NICER / ISS Science Nugget
for June 4, 2020




NICER celebrates 3 years in space

This week, NICER celebrates its third anniversary on orbit. Launch on 3 June 2017 aboard SpaceX CRS-11 was followed by installation and activation on ELC-2 a few days later. A one-month checkout period demonstrated nominal performance of all systems, and science observations began on 17 July 2017. Since that time, NICER has:

  • Observed 577 distinct targets, including black holes, flaring stars, active galaxies, and its key-science neutron stars – three of NICER's neutron-star papers were among the top 5 downloaded from The Astrophysical Journal Letters in 2019 despite having been published with less than three weeks remaining in that year.
  • Accumulated 87 million seconds of commanded exposure, of which 57 Msec resulted in high-quality science data (exceeding pre-launch expectations for observing efficiency).
  • Served 57 unique Principal Investigators of peer-reviewed science proposals, dozens of target-of-opportunity requests, and countless other scientists who freely download data from the NICER archive at GSFC's High-Energy Astrophysics Science Archive Research Center (HEASARC).
  • Contributed to three successful PhD theses.

The NICER team and the broader X-ray astrophysics community are grateful for the ISS Program's science and operations support!

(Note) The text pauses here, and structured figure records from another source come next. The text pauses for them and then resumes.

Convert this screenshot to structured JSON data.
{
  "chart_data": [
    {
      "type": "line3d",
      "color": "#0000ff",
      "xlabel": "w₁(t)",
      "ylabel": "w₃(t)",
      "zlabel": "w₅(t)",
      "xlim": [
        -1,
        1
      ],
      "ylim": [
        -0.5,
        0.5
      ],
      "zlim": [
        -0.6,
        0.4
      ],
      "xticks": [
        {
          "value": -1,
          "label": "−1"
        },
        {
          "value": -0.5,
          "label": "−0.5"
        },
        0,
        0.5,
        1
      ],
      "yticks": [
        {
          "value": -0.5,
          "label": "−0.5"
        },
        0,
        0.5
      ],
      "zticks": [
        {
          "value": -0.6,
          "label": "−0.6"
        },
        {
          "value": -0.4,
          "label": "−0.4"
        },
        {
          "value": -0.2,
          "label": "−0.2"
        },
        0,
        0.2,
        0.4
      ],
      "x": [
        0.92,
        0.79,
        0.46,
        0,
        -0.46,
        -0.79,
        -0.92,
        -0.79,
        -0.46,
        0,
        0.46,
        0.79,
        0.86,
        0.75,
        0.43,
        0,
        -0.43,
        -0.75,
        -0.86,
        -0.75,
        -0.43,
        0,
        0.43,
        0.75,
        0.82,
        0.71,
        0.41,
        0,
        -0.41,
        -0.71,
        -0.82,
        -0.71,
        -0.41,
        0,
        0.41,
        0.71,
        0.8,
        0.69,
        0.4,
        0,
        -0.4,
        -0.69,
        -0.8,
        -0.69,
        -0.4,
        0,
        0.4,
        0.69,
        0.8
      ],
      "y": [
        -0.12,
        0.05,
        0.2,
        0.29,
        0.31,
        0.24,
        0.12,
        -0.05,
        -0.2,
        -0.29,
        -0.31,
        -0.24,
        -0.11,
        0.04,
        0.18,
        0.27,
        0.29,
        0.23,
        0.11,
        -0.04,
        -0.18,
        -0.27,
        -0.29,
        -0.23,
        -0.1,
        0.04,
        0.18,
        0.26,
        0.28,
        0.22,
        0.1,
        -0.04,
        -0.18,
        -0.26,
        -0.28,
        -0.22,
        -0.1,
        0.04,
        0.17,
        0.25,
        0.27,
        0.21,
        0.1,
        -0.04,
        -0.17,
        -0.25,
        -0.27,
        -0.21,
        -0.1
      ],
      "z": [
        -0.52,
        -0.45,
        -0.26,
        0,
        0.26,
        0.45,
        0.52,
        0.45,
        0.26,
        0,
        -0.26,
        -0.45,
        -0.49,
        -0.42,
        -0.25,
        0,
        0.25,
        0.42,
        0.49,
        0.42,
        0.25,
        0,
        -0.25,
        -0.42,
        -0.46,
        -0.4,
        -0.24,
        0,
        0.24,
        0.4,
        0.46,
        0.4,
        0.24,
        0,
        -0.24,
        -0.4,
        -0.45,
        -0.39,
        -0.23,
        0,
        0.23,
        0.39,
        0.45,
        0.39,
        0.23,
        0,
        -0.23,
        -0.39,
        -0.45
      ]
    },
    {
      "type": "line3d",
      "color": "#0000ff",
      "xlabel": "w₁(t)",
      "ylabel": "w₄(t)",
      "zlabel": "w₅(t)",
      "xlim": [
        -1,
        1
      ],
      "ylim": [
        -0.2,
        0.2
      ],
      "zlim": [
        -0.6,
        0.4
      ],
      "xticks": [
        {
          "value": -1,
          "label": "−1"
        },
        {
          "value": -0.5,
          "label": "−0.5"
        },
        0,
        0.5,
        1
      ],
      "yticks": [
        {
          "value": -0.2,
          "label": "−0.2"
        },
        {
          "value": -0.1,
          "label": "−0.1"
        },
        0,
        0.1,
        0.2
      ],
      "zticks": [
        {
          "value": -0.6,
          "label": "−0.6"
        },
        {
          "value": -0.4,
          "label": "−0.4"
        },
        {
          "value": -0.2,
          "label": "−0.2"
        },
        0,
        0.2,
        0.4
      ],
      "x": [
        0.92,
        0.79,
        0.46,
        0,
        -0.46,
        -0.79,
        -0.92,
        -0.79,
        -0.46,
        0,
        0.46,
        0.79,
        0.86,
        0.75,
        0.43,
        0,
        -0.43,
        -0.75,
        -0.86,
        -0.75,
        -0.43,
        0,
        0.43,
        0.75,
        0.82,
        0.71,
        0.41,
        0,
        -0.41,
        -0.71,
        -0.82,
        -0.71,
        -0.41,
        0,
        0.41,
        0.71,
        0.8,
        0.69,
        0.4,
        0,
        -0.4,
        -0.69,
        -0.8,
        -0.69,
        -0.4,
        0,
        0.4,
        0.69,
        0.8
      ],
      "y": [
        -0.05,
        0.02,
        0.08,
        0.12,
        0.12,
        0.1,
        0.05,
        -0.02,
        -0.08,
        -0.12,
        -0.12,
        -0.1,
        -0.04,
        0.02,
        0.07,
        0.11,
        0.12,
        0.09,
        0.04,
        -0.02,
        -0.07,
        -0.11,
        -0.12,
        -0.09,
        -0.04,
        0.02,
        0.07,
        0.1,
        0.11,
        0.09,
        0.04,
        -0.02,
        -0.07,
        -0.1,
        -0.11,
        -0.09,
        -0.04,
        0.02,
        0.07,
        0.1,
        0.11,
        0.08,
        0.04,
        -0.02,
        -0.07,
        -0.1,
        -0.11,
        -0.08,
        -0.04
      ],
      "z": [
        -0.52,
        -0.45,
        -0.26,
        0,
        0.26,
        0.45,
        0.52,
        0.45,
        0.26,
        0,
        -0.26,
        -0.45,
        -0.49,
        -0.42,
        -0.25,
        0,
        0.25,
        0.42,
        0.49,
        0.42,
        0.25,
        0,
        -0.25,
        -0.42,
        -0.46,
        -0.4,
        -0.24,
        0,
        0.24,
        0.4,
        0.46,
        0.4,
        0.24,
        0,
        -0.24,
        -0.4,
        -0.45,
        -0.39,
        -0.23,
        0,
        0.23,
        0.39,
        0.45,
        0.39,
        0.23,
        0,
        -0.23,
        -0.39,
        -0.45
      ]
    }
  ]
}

Histogram of NICER's science output during its first three years

Figure: The NICER mission has so far generated 127 published papers – 64 in peer-reviewed journals and the rest primarily as time-sensitive Astronomer's Telegrams. A dozen pre-launch (June 2017) publications described the mission and set the stage for anticipated science returns; the remaining 115 papers and brief communications disseminated science results that have been cited more than 1,000 times.